主体性を育む

オンライン診療




“医療のことは素人には
わからない”


“だから先生(医師)に
お任せするしかない”


長年の医師という仕事の中で、患者さんが持つこの価値観に
触れる機会が非常によくあります。

確かに医学は確実に進歩し、以前は治せなかった病気も
治せるようになりました。
その恩恵に預かるのに、高度な医療知識を持った医師達に任せるしかない側面があるのは事実です。

しかしながら、その結果おきざりにされるのは
「自分の力で何とかしよう」という気持ちです。
またほとんどの病気は自分で行動を起こさない限り、
いっときのその場しのぎはできても他人には治せないものばかりです。
そして医療の場合、任せた結果を引き受けるのは自分の身体です。

どれだけ高度な医学知識を持った医師達でも、他人の性格や価値観、心の在り方まで、すべてを把握できる人間はいません。

医師であろうと所詮は他人。
他人に任せることで生まれる見えないストレス。
そして完全に信頼しきった医師達に対して、思うような状態でなかったとしてもそれでも信じるしかないとさらに任せてしまう悪循環。

その任せるという態度は、小さなストレスを蓄積し、知らないうちにストレスが大きくなり、やがて病気をこじらせてしまうという構造があります。

医師に任せるのではなく、自分の進みたい道を進む。
その上で進み方について医師からアドバイスを受けながら、さらに自分の進むべき道を模索していく。

そのためには自分のことを理解してくれる医師との出会いが不可欠です。
しかしどんな医師がどこにいるのか知るのは容易ではありません。

オンライン診療医は、自分の医療に対する考えを様々な形で情報発信します。そのため患者はその理念に事前に触れることができます。

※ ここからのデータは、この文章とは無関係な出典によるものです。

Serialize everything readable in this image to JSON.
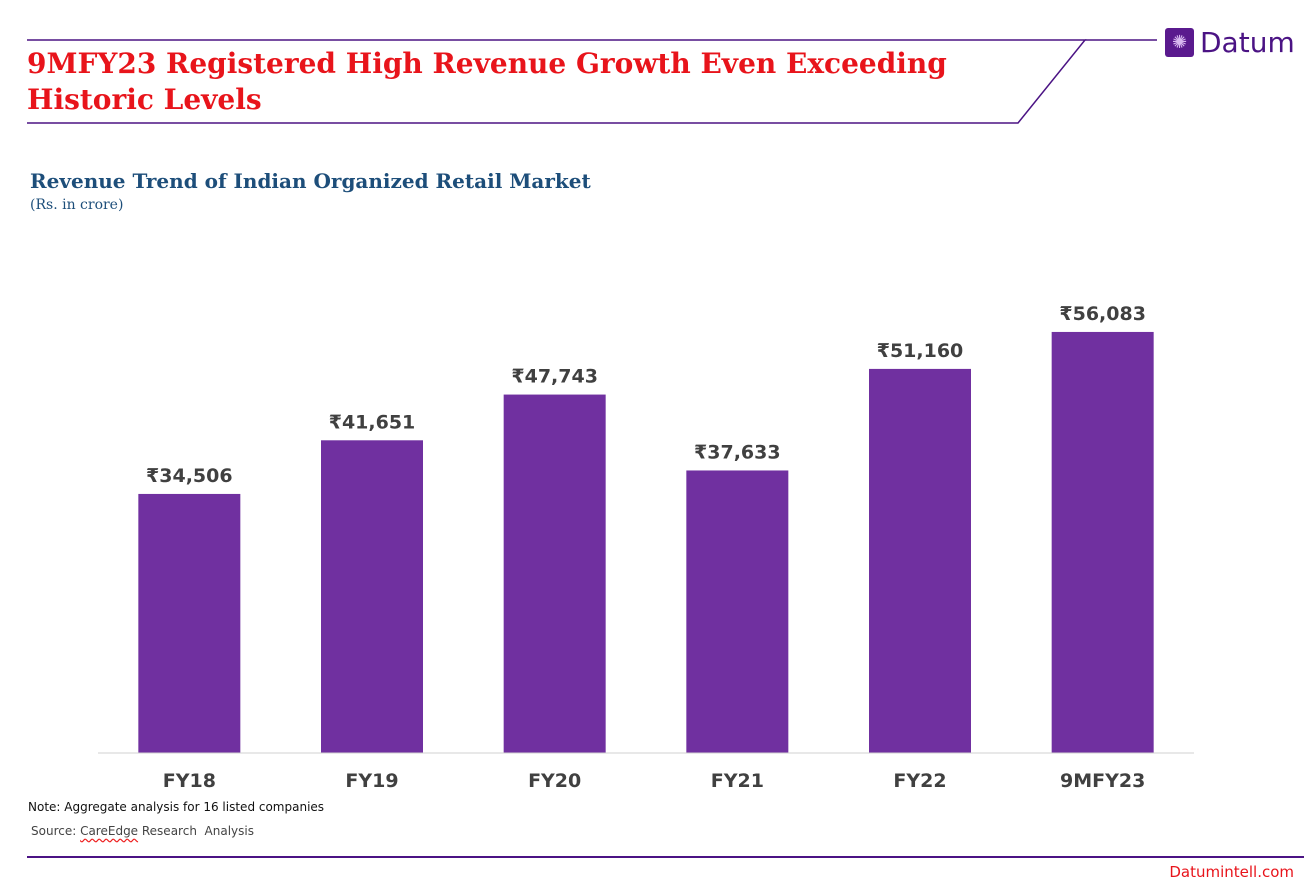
{
  "header": {
    "title": "9MFY23 Registered High Revenue Growth Even Exceeding Historic Levels",
    "logo_text": "Datum",
    "brand_color": "#4b1384",
    "title_color": "#e8141b"
  },
  "chart_data": {
    "type": "bar",
    "title": "Revenue Trend of Indian Organized Retail Market",
    "subtitle": "(Rs. in crore)",
    "categories": [
      "FY18",
      "FY19",
      "FY20",
      "FY21",
      "FY22",
      "9MFY23"
    ],
    "values": [
      34506,
      41651,
      47743,
      37633,
      51160,
      56083
    ],
    "data_labels": [
      "₹34,506",
      "₹41,651",
      "₹47,743",
      "₹37,633",
      "₹51,160",
      "₹56,083"
    ],
    "ylim": [
      0,
      65000
    ],
    "grid": false,
    "bar_color": "#7030a0"
  },
  "footer": {
    "note": "Note: Aggregate analysis for 16 listed companies",
    "source_prefix": "Source: ",
    "source_name": "CareEdge",
    "source_rest": " Research  Analysis",
    "site": "Datumintell.com"
  }
}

患者はオンラインの広大な空間の中から、自分の価値観と合致する医師を選ぶことができます。

そしてもう一つは、つかずはなれずの適度な距離感。
医師が近くにいすぎることは、医師への依存心を高めます。
一方でいつでも相談できる安心感は、自分の求める治療を求めて荒野をさまよう患者の不安を確実に和らげることができます。

オンライン診療はその両方のニーズを満たすことができる新しい診療スタイルなのです。

そのことは患者が自分の力で
病気を何とかしようとする主体性を育みます。

そして最終的には一人で病気を卒業し、病気を意識しない世界で生きていけるように、オンライン診療という場で医師の助けを借りながら、患者自身の主体性を高めることが、長い人生の中で患者のストレスを最小化できる「自己治癒力」を最大限に引き出す生き方へとつながっていくのです。